Back at the barn, Cigar stood facing the back of his stall, as if he knew he had lost. Allen and Madeleine Paulson stopped by for a final visit before heading off to dinner, but Mott remained. For several minutes, he stared almost hypnotically into Cigar’s stall. When he spoke, his voice couldn’t hide the emotions that were obviously building up inside him. This was no time to be dwelling on defeats or having any regrets that Cigar’s career did not end in triumph. The only images Mott was seeing as he stared into the stall were of cheering crowds and magnificent victories.
“There’s nothing I can say about Cigar that can tell you how I feel about him and the whole experience,” Mott said in a quiet monotone voice. “There’s no reason that getting beat a short head would make me feel any differently about him. I’d be pretty damn greedy if I did or if I had any ill feelings about anything. When we decided to run him again this year I knew as a trainer that trying to have a repeat year was going to be a tough task come Breeders’ Cup time. He just lost that little step, that little turn of foot, and that’s been the difference. Before, he could have overcome having to go five-wide. Today, he just couldn’t…he couldn’t overcome it.”
Just then, 82-year-old Georgia Ridder, owner of the victorious Alphabet Soup, came over to Mott, who congratulated her.
She replied, “Congratulations on the greatest horse of many years. It was just our luck today.”
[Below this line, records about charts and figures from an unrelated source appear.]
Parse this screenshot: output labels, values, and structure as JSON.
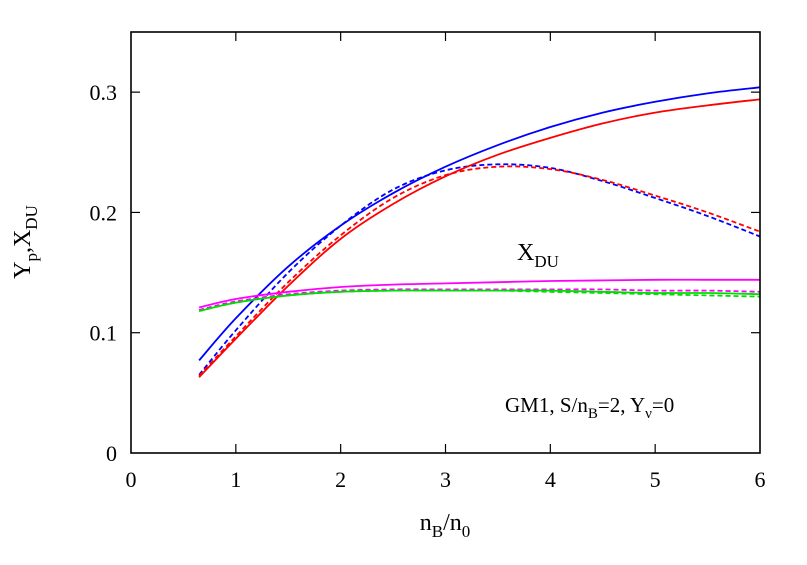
{
  "chart_data": {
    "type": "line",
    "xlabel": {
      "main": "n",
      "sub1": "B",
      "mid": "/n",
      "sub2": "0"
    },
    "ylabel": {
      "a": "Y",
      "a_sub": "p",
      "sep": ",",
      "b": "X",
      "b_sub": "DU"
    },
    "xlim": [
      0,
      6
    ],
    "ylim": [
      0,
      0.35
    ],
    "xticks": [
      0,
      1,
      2,
      3,
      4,
      5,
      6
    ],
    "xtick_labels": [
      "0",
      "1",
      "2",
      "3",
      "4",
      "5",
      "6"
    ],
    "yticks": [
      0,
      0.1,
      0.2,
      0.3
    ],
    "ytick_labels": [
      "0",
      "0.1",
      "0.2",
      "0.3"
    ],
    "grid": false,
    "annotations": {
      "xdu": {
        "main": "X",
        "sub": "DU"
      },
      "model": {
        "t1": "GM1, S/n",
        "t1_sub": "B",
        "t2": "=2, Y",
        "t2_sub": "ν",
        "t3": "=0"
      }
    },
    "series": [
      {
        "color": "#0000ff",
        "dash": "solid",
        "x": [
          0.65,
          1,
          1.5,
          2,
          2.5,
          3,
          3.5,
          4,
          4.5,
          5,
          5.5,
          6
        ],
        "y": [
          0.077,
          0.112,
          0.155,
          0.189,
          0.216,
          0.238,
          0.256,
          0.271,
          0.283,
          0.292,
          0.299,
          0.304
        ]
      },
      {
        "color": "#0000ff",
        "dash": "dashed",
        "x": [
          0.65,
          1,
          1.5,
          2,
          2.5,
          3,
          3.5,
          4,
          4.5,
          5,
          5.5,
          6
        ],
        "y": [
          0.065,
          0.102,
          0.15,
          0.189,
          0.219,
          0.235,
          0.24,
          0.237,
          0.226,
          0.212,
          0.197,
          0.18
        ]
      },
      {
        "color": "#ff0000",
        "dash": "solid",
        "x": [
          0.65,
          1,
          1.5,
          2,
          2.5,
          3,
          3.5,
          4,
          4.5,
          5,
          5.5,
          6
        ],
        "y": [
          0.063,
          0.095,
          0.139,
          0.178,
          0.207,
          0.23,
          0.248,
          0.262,
          0.274,
          0.283,
          0.289,
          0.294
        ]
      },
      {
        "color": "#ff0000",
        "dash": "dashed",
        "x": [
          0.65,
          1,
          1.5,
          2,
          2.5,
          3,
          3.5,
          4,
          4.5,
          5,
          5.5,
          6
        ],
        "y": [
          0.064,
          0.097,
          0.142,
          0.181,
          0.212,
          0.231,
          0.238,
          0.236,
          0.227,
          0.214,
          0.2,
          0.184
        ]
      },
      {
        "color": "#ff00ff",
        "dash": "solid",
        "x": [
          0.65,
          1,
          1.5,
          2,
          2.5,
          3,
          3.5,
          4,
          4.5,
          5,
          5.5,
          6
        ],
        "y": [
          0.121,
          0.128,
          0.134,
          0.138,
          0.14,
          0.141,
          0.142,
          0.143,
          0.1435,
          0.144,
          0.144,
          0.144
        ]
      },
      {
        "color": "#ff00ff",
        "dash": "dashed",
        "x": [
          0.65,
          1,
          1.5,
          2,
          2.5,
          3,
          3.5,
          4,
          4.5,
          5,
          5.5,
          6
        ],
        "y": [
          0.119,
          0.126,
          0.132,
          0.135,
          0.136,
          0.136,
          0.136,
          0.136,
          0.136,
          0.135,
          0.135,
          0.134
        ]
      },
      {
        "color": "#00dd00",
        "dash": "solid",
        "x": [
          0.65,
          1,
          1.5,
          2,
          2.5,
          3,
          3.5,
          4,
          4.5,
          5,
          5.5,
          6
        ],
        "y": [
          0.118,
          0.125,
          0.131,
          0.134,
          0.135,
          0.135,
          0.135,
          0.135,
          0.134,
          0.133,
          0.133,
          0.132
        ]
      },
      {
        "color": "#00dd00",
        "dash": "dashed",
        "x": [
          0.65,
          1,
          1.5,
          2,
          2.5,
          3,
          3.5,
          4,
          4.5,
          5,
          5.5,
          6
        ],
        "y": [
          0.118,
          0.125,
          0.131,
          0.134,
          0.135,
          0.135,
          0.135,
          0.134,
          0.133,
          0.132,
          0.131,
          0.13
        ]
      }
    ]
  }
}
“Well, you had a good day and I’m happy for you,” Mott said. “I hope you have many many more.”
So ended the remarkable career of Cigar. In “For Whom the Bell Tolls,” Ernest Hemingway wrote: “But did thee feel the earth move?”
Cigar’s greatness was felt as much as it was seen. Just ask anyone who was there when Cigar rocked the grandstands at Arlington Park, Suffolk Downs, and Belmont Park. Just ask anyone who was there when Cigar made the sands of Dubai shake. Just ask anyone who was there when Cigar jolted the hallowed walls of Madison Square Garden.
Although Cigar’s accomplishments and statistics speak of greatness, they are just one aspect of his legacy. He took the torch passed to him by Holy Bull and made thousands of new racing fans around the world. He made believers out of skeptics. He made poets and artists out of 7-year-olds and 70-year-olds. He made people cheer and he made people cry.
But most of all, he made the earth move.